Fifth, I think some of the other graduate schools ["LAW School"] are oversaturated and are using MBA programs as a release value so that LAW School and some other graduate schools don't have to report that a majority of their graduates are unemployed after graduation. In the GMAT material, there is a noticeable push for Law/MBA and a few other joint degree and MBA combinations.

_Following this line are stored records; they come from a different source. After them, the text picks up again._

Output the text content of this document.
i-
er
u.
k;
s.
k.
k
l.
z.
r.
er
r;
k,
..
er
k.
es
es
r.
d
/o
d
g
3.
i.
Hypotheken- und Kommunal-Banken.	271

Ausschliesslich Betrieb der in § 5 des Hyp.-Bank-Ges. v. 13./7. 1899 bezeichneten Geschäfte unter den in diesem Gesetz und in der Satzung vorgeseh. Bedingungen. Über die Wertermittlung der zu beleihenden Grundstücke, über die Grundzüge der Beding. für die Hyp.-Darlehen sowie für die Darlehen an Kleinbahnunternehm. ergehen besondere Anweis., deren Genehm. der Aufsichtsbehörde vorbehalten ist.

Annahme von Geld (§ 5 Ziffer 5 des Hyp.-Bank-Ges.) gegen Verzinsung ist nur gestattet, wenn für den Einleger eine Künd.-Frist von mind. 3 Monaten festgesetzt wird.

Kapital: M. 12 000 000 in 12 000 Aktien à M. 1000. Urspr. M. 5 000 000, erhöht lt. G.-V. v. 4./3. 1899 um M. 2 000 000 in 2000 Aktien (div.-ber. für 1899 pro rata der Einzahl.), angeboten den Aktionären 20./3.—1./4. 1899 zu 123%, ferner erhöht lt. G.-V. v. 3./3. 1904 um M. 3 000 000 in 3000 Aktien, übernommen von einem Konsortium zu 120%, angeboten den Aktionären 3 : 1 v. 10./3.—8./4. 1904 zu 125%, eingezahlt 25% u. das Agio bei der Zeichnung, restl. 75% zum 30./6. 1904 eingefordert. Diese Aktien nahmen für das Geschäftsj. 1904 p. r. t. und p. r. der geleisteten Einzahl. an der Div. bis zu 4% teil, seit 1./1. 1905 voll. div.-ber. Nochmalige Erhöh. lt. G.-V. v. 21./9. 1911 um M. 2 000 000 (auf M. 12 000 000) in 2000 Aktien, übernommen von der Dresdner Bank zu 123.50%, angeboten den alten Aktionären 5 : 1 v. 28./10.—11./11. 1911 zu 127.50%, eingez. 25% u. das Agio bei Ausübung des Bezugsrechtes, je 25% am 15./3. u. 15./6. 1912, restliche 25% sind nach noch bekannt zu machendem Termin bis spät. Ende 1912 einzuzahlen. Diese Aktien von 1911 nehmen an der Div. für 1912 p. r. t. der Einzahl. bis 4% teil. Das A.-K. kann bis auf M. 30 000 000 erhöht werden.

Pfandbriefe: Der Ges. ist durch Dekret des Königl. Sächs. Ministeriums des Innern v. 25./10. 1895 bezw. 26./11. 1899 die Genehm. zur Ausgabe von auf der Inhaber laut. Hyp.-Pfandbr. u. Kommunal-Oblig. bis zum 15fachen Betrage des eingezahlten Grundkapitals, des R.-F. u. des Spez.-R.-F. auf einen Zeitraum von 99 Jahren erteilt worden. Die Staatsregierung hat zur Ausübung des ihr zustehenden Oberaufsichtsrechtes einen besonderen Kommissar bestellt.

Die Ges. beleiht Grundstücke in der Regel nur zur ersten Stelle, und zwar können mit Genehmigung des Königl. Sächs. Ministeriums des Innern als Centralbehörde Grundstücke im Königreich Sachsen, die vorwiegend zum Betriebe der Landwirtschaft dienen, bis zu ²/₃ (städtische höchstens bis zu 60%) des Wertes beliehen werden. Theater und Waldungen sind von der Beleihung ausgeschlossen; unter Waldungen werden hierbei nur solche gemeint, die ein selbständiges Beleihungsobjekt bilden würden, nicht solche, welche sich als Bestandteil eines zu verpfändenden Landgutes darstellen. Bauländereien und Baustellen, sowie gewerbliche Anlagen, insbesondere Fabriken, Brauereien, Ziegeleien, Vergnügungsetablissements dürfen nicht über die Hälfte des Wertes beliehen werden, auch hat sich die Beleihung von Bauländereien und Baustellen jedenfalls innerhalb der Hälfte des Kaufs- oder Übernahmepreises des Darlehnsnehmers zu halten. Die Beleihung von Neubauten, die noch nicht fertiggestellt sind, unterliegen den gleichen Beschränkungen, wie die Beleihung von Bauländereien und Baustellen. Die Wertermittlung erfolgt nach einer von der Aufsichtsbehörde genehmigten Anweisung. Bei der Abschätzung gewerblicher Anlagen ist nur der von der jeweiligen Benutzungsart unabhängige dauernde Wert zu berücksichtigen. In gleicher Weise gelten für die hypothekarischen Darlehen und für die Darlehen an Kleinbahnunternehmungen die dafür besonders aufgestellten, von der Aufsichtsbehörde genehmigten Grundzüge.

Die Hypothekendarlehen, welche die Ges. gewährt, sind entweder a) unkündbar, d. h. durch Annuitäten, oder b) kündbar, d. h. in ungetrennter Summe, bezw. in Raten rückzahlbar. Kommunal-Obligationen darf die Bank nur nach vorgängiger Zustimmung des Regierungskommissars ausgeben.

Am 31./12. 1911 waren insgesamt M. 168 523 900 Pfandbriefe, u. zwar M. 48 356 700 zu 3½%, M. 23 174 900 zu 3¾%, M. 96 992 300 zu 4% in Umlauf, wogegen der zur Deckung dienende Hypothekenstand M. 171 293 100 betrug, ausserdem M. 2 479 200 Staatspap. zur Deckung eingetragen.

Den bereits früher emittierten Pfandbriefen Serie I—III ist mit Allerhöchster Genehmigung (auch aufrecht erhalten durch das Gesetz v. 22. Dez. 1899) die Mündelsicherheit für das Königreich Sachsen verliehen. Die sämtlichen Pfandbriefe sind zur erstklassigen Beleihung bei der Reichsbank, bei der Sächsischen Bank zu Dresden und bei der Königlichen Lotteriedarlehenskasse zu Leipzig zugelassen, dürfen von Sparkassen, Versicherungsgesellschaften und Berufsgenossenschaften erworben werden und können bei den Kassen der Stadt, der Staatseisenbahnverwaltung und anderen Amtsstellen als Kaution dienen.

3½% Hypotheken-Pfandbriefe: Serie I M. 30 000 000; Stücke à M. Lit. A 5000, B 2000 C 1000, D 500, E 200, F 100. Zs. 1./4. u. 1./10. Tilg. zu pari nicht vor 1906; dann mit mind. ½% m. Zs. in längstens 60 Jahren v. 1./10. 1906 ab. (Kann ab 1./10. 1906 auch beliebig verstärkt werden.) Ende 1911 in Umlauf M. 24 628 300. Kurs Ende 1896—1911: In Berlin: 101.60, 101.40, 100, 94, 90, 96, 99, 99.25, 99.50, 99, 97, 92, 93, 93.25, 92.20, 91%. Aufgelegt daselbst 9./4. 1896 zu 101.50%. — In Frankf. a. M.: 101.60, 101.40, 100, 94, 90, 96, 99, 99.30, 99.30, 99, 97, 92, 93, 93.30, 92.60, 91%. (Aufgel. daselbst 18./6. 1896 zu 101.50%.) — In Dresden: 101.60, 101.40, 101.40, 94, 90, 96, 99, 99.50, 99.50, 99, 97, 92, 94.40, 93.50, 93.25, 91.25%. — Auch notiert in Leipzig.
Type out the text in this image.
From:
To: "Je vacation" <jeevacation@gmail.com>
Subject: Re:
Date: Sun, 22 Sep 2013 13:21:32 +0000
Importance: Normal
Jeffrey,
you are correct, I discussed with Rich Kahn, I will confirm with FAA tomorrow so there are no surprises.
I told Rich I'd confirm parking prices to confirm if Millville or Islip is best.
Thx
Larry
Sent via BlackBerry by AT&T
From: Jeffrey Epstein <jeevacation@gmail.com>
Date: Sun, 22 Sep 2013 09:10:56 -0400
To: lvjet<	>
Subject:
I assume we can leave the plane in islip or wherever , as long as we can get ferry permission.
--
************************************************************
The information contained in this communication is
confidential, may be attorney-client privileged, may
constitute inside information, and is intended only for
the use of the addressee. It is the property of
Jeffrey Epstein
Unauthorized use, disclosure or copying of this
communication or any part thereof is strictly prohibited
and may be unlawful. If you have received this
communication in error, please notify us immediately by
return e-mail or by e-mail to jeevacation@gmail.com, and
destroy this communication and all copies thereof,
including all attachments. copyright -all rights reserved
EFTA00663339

December 30, 2009 11:49 AM

I don't agree that the GMAT was harder than any of the test prep materials. I studied both the official GMAC and Kaplan and can tell you Kaplan was much more difficult. The testing condition itself was difficult; I hated those damn dry erase markers that would smudge and smear and obscure your calculations. If I just had a simple pencil and paper, I'm confident I could have scored at least 20 points higher.


January 3, 2010 3:24 AM

I have found the GMATPrep CATs significantly harder than the Kaplan CATs. (I had a 200 point discrepancy). Rob, do you think the GMATPrep CATs are more or less than the actual?


January 3, 2010 3:29 AM

I have found the GMATPrep CATs significantly harder than the Kaplan CATs. (I had a 200 point discrepancy). Rob, do you think the GMATPrep CATs are more or less than the actual?


January 6, 2010 10:12 AM

While a hungry, unemployed person (10% unemployment according to the aftificially low Government numbers)will undoubtedly use this "free time" to study for the Gmat and thus lift the testing volume, I believe the overwhelming push (at least for those already in finance) is the need to remain competitive.
Too many low to mid six figure earners (bankers, traders) now find themselves squeezed in this ultra-competitive market with fewer slots.
Its only natural that when 5 qualified candidates (experience wise) apply for the same job, the one who not only achieved an advance degree, but showed initiative and put forth the time and effort is the logical choice.
The GMAT was tough, but since this is the only aspect of your application you can still affect, study hard and break into the 700s.
My biggest complaint as I am about to start my EMBA - Stafford Loans are up to 6.9%. Total BS!


February 1, 2010 7:15 PM

Rod, let me guess. You probably work for Kaplan or GMAC!


March 14, 2010 9:31 PM

GMAT is a monopoly and taking the student community for a ride, its high time that someone must change the tide.


April 2, 2010 3:02 AM

I don't know why people think that the GMAT is hard. I have taken both the LSAT and the GRE, and I have to say that the GMAT is much easier. It's also true that B-schools do not demand high GPAs from applicants. In most case, a 3.6 is considered very good even by top business schools. I have been admitted to a few T10 law schools, and I can you that my 3.75 GPA from a top undergrad is the barely the minimum.